Fedora should detect that the emulated device serves as a failover for the assigned device. When requested by the hypervisor, it will stop and eject the assigned device, switching to failover. After this point, migration and memory overcommit are possible, while device configuration is preserved. Once e.g. migration completes, the reverse switch can take place.

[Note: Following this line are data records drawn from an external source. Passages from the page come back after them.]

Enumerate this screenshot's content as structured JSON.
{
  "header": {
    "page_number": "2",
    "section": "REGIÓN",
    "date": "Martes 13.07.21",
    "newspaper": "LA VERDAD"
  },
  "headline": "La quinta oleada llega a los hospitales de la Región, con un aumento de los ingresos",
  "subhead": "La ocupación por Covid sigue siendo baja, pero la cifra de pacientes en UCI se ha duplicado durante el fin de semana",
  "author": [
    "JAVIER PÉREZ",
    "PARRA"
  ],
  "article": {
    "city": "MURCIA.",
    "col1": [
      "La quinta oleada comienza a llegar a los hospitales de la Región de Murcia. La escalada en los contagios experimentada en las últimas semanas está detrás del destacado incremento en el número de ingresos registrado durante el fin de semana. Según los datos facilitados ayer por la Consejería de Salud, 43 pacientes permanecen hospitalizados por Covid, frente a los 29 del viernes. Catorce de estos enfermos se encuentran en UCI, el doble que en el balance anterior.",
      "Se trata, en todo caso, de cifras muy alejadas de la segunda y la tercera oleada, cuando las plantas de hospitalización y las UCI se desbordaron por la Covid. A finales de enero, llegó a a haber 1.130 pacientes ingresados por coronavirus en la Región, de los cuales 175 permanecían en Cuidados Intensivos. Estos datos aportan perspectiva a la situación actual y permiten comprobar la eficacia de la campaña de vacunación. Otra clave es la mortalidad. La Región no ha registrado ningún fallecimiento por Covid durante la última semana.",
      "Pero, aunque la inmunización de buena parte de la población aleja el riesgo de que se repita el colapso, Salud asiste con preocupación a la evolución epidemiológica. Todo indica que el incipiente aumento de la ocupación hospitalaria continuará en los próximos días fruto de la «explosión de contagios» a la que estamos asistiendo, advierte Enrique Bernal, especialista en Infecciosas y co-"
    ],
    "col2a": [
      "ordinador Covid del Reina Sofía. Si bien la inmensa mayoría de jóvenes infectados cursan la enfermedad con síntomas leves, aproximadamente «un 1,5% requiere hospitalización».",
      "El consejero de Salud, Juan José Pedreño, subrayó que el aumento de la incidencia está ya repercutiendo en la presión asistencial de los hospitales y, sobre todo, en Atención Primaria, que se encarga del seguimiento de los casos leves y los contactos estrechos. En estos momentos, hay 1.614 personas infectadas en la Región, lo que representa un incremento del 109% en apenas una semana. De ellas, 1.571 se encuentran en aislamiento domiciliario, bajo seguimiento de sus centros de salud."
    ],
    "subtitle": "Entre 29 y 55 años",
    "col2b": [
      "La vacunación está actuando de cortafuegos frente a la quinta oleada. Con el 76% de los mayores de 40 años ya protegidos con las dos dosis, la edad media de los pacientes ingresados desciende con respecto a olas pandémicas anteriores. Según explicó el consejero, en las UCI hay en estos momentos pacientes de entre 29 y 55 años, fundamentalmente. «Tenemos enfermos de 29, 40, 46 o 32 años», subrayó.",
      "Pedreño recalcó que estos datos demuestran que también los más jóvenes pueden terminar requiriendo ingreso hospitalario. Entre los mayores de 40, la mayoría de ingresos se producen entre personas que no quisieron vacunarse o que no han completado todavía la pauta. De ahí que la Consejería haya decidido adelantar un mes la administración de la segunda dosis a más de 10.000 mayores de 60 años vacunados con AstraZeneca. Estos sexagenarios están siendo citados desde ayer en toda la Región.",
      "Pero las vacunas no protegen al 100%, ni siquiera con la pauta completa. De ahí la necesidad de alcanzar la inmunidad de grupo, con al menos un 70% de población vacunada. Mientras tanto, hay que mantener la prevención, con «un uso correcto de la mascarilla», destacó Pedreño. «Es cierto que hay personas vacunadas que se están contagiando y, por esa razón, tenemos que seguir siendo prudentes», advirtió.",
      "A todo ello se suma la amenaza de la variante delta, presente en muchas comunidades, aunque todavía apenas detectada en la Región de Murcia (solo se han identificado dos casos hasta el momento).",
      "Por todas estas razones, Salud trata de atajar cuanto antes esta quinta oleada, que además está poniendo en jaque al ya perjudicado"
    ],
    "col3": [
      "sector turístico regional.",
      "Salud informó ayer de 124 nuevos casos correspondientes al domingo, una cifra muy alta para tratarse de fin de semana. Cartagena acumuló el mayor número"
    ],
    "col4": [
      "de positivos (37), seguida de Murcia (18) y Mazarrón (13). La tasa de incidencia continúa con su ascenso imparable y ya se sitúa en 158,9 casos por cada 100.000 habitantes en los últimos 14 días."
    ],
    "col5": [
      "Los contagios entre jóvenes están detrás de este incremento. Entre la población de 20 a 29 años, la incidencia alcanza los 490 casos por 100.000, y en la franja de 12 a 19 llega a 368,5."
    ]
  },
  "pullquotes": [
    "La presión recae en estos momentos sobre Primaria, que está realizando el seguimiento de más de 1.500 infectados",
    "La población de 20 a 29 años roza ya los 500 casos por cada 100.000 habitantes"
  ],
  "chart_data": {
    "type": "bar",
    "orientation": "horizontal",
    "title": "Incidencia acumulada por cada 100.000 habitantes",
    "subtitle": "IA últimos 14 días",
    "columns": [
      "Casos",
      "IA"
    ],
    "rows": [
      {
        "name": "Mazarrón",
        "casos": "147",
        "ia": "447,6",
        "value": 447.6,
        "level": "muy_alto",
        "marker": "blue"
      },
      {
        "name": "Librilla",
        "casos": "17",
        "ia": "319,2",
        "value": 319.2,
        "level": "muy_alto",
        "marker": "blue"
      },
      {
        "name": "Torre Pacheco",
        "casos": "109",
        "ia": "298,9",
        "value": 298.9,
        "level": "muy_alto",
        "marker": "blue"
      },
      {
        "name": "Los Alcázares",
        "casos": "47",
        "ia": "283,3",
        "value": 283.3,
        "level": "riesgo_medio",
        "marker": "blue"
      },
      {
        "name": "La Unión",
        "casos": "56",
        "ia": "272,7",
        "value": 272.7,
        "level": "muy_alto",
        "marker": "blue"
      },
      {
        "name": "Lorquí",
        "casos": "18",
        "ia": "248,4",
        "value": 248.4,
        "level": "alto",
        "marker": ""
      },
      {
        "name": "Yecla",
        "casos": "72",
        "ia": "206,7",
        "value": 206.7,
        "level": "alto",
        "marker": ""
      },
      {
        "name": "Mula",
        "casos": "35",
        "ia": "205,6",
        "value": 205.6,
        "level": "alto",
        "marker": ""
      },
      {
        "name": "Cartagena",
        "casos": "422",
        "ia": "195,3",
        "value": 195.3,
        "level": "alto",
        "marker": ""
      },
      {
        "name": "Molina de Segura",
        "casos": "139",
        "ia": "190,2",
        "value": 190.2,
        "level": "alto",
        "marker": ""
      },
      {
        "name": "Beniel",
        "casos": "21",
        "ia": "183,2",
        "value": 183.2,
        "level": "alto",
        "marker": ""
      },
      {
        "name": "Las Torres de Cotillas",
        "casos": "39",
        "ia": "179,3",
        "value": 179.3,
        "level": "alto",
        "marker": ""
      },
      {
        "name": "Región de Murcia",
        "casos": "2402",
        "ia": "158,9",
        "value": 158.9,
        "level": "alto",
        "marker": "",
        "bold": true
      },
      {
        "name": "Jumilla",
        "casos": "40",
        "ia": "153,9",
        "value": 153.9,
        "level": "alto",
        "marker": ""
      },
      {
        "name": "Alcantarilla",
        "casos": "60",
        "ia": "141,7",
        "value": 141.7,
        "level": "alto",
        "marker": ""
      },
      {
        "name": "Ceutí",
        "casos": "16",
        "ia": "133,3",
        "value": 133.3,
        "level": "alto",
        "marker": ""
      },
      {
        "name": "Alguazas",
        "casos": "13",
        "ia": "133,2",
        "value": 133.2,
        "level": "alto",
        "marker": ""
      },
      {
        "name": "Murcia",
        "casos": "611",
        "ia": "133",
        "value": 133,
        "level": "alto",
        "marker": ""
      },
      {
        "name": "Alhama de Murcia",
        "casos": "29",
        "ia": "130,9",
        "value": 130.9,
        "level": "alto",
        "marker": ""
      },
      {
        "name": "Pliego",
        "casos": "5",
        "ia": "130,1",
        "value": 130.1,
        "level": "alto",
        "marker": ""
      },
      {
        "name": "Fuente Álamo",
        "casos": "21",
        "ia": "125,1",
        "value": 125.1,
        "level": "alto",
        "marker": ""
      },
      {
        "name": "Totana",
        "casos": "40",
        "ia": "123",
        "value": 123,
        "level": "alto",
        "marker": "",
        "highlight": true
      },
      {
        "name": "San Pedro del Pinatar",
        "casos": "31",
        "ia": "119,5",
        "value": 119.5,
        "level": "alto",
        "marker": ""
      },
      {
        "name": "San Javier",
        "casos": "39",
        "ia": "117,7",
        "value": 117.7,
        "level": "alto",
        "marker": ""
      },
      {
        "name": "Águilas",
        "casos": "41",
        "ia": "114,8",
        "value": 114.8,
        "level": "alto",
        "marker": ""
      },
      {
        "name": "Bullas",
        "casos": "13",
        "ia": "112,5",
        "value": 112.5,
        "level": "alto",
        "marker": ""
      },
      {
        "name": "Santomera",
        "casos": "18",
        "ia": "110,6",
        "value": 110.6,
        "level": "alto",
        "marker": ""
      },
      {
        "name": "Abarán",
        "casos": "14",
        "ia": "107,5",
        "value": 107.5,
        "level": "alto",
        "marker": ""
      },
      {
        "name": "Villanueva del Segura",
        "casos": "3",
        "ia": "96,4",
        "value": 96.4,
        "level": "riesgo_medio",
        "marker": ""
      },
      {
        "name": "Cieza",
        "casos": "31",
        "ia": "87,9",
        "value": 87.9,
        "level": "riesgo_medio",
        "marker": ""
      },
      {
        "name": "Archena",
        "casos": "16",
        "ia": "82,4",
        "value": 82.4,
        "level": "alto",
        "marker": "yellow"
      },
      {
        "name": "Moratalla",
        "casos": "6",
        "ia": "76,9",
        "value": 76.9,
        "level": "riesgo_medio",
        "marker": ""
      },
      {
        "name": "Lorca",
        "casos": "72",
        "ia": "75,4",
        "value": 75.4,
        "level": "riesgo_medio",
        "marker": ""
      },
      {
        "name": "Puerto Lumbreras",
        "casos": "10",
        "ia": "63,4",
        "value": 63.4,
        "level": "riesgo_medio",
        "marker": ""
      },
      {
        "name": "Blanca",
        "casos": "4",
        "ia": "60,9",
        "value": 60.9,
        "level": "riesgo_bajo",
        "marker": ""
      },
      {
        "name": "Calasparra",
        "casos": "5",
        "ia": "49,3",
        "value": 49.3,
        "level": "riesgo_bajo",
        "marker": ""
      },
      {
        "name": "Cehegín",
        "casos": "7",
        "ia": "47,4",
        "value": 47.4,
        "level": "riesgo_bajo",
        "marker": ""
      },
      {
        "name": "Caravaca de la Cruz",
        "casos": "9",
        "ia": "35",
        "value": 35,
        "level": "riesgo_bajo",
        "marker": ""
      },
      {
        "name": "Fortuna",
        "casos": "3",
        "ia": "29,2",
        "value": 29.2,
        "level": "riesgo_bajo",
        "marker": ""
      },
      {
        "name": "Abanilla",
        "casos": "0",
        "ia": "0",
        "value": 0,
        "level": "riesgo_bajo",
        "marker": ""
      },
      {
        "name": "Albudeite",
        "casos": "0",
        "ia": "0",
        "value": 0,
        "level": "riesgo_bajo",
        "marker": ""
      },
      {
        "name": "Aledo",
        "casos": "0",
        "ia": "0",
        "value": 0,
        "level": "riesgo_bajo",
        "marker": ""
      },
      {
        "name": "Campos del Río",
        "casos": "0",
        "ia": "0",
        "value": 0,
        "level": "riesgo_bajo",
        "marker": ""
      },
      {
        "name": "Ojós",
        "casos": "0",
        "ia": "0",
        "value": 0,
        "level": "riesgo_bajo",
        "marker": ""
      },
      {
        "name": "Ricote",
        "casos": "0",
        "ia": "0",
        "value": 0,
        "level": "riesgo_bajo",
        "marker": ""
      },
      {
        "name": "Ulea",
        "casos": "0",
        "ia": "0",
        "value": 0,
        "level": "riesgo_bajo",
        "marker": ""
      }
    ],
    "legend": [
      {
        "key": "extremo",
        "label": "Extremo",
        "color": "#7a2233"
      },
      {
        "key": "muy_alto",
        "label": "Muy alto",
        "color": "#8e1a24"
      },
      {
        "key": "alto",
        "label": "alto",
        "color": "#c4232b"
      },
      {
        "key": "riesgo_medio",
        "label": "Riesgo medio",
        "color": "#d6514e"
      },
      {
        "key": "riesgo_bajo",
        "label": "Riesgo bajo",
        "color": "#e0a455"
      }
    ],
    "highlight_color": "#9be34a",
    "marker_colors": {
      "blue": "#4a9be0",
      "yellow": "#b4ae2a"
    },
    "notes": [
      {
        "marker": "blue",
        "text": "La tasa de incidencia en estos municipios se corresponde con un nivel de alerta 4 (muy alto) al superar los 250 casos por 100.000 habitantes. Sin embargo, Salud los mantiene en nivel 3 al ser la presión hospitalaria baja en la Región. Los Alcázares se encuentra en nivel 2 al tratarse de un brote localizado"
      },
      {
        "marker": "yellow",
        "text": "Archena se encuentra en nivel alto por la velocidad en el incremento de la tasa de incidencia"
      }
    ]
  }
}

Thus the device is controlled by:

  • before migration: device specific driver loaded in guest
  • during migration: driver loaded in host, virtio or emulated device driver loaded in guest
  • after migration: device specific driver loaded in guest

At the kernel level, for networking, this can be done by and creating team (or a bond) in a failover configuration, and for storage, using multipath, on top of both the assigned and the emulated device.

Benefit to Fedora

Complex virt setups now have less operational caveats, which makes things simpler for users.

Scope

Work left to do:

  • kvm needs to be extended to notify the guest that the two devices are setup in a fallback configuration
 In particular, add support for sending dbus commands to qemu-ga.
 Need to configure security policy appropriately to allow
 control of what's allowed, cleanly.
  • For networking, network managed in fedora will support bonding:
 https://fedoraproject.org/wiki/Features/NetworkManagerBonding
 and teaming
 https://fedoraproject.org/wiki/Features/NetworkManagerTeaming
 NM can be controlled using dbus.
  • For storage, need to setup device-mapper-multipath to autodetect this configuration
  • libvirt has to be extended to specify this configuration
  • libvirt has to be extended to request failover, and ack on guest ack of the failover
  • above covers linux guests
 if possible, guest agent for windows should be extended to add this
 support in windows guests as well


How To Test

Two systems with device assignment (IOMMU) support are required to test this feature. To test the feature, specify an assigned device, start guest and migrate.

XXX: Explicit test steps here for test day


User Experience

User will see that they can specify an assigned network or storage device and still migrate the guest seamlessly.

Dependencies

For networking, https://fedoraproject.org/wiki/Features/NetworkManagerBonding

Contingency Plan

None necessary, revert to previous release behaviour.

Documentation

Links to related upstream documentation:

http://www.linux-kvm.org/page/Hotadd_pci_devices https://access.redhat.com/knowledge/docs/en-US/Red_Hat_Enterprise_Linux/6/html-single/DM_Multipath/index.html http://unixfoo.blogspot.com/2007/10/yet-to-add.html

Release Notes

  • KVM guests with assigned host devices can now be migrated across hosts. The assigned device will be replaced during migration with an emulated device in a transparent manner.